The recent wave of 'knockout game' attacks against New York City Jews and other victims has pushed a rabbi and seventh-degree black belt to teach locals martial arts instead of the Torah.

Rabbi Gary Moskowitz, also a former police officer, is empowering Brooklyn's Jewish community to defend themselves against the brutal street game, whose goal is to strike bystanders unconscious with a sucker-punch as they walk by.

In the past two months, at least eight Jews have been attacked by kids playing the street game.

The rabbi, who earned the nickname "Rambowitz" for his determination, was himself a target while he was young. He learned karate at 14, after going to a Jewish Defence League-sponsored summer camp.

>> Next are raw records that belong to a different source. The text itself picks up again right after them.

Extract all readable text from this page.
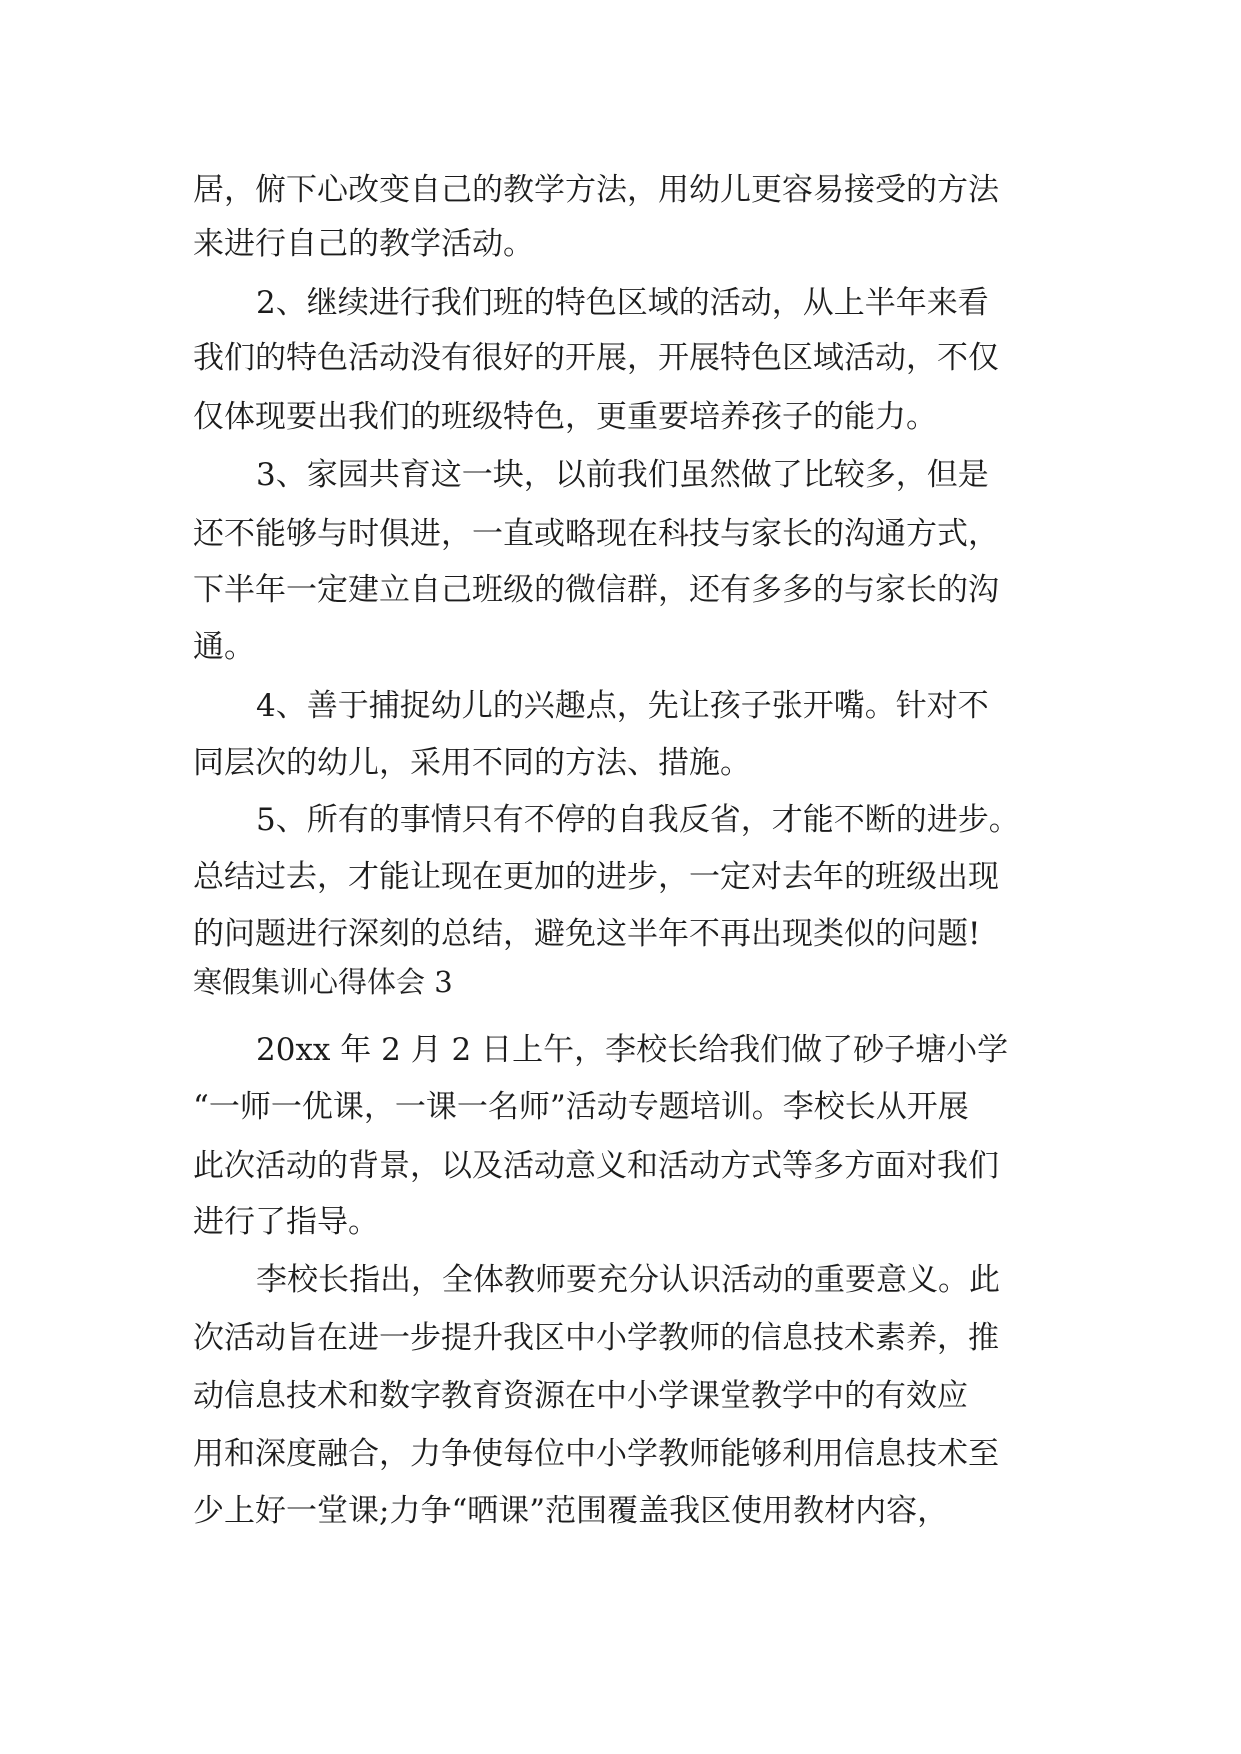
居，俯下心改变自己的教学方法，用幼儿更容易接受的方法

来进行自己的教学活动。

2、继续进行我们班的特色区域的活动，从上半年来看

我们的特色活动没有很好的开展，开展特色区域活动，不仅

仅体现要出我们的班级特色，更重要培养孩子的能力。

3、家园共育这一块，以前我们虽然做了比较多，但是

还不能够与时俱进，一直或略现在科技与家长的沟通方式，

下半年一定建立自己班级的微信群，还有多多的与家长的沟

通。

4、善于捕捉幼儿的兴趣点，先让孩子张开嘴。针对不

同层次的幼儿，采用不同的方法、措施。

5、所有的事情只有不停的自我反省，才能不断的进步。

总结过去，才能让现在更加的进步，一定对去年的班级出现

的问题进行深刻的总结，避免这半年不再出现类似的问题!

寒假集训心得体会 3

20xx 年 2 月 2 日上午，李校长给我们做了砂子塘小学

“一师一优课，一课一名师”活动专题培训。李校长从开展

此次活动的背景，以及活动意义和活动方式等多方面对我们

进行了指导。

李校长指出，全体教师要充分认识活动的重要意义。此

次活动旨在进一步提升我区中小学教师的信息技术素养，推

动信息技术和数字教育资源在中小学课堂教学中的有效应

用和深度融合，力争使每位中小学教师能够利用信息技术至

少上好一堂课;力争“晒课”范围覆盖我区使用教材内容，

The latest attack came last Sunday when a Hasidic man, Eli Leidner, was sucker-punched by a woman in the Williamsburg neighborhood of New York City.

However, police in the Big Apple deny that the knockout game is a real phenomenon.

"If there ever was an urban myth, this was it," a Jersey City police spokesman told the New York Times.

Moskowitz said the 'game' is nothing new. "When I was police officer in the early 80s and early 90s, I can tell you this has been going on for a generation already," Moskowitz said in a YouTube video.

"I want to send a message clearly to these thugs, to these kids who are causing these difficulties to stop their way, turn your life around, but if not - if you swing at me, you're going to be hit back," he said.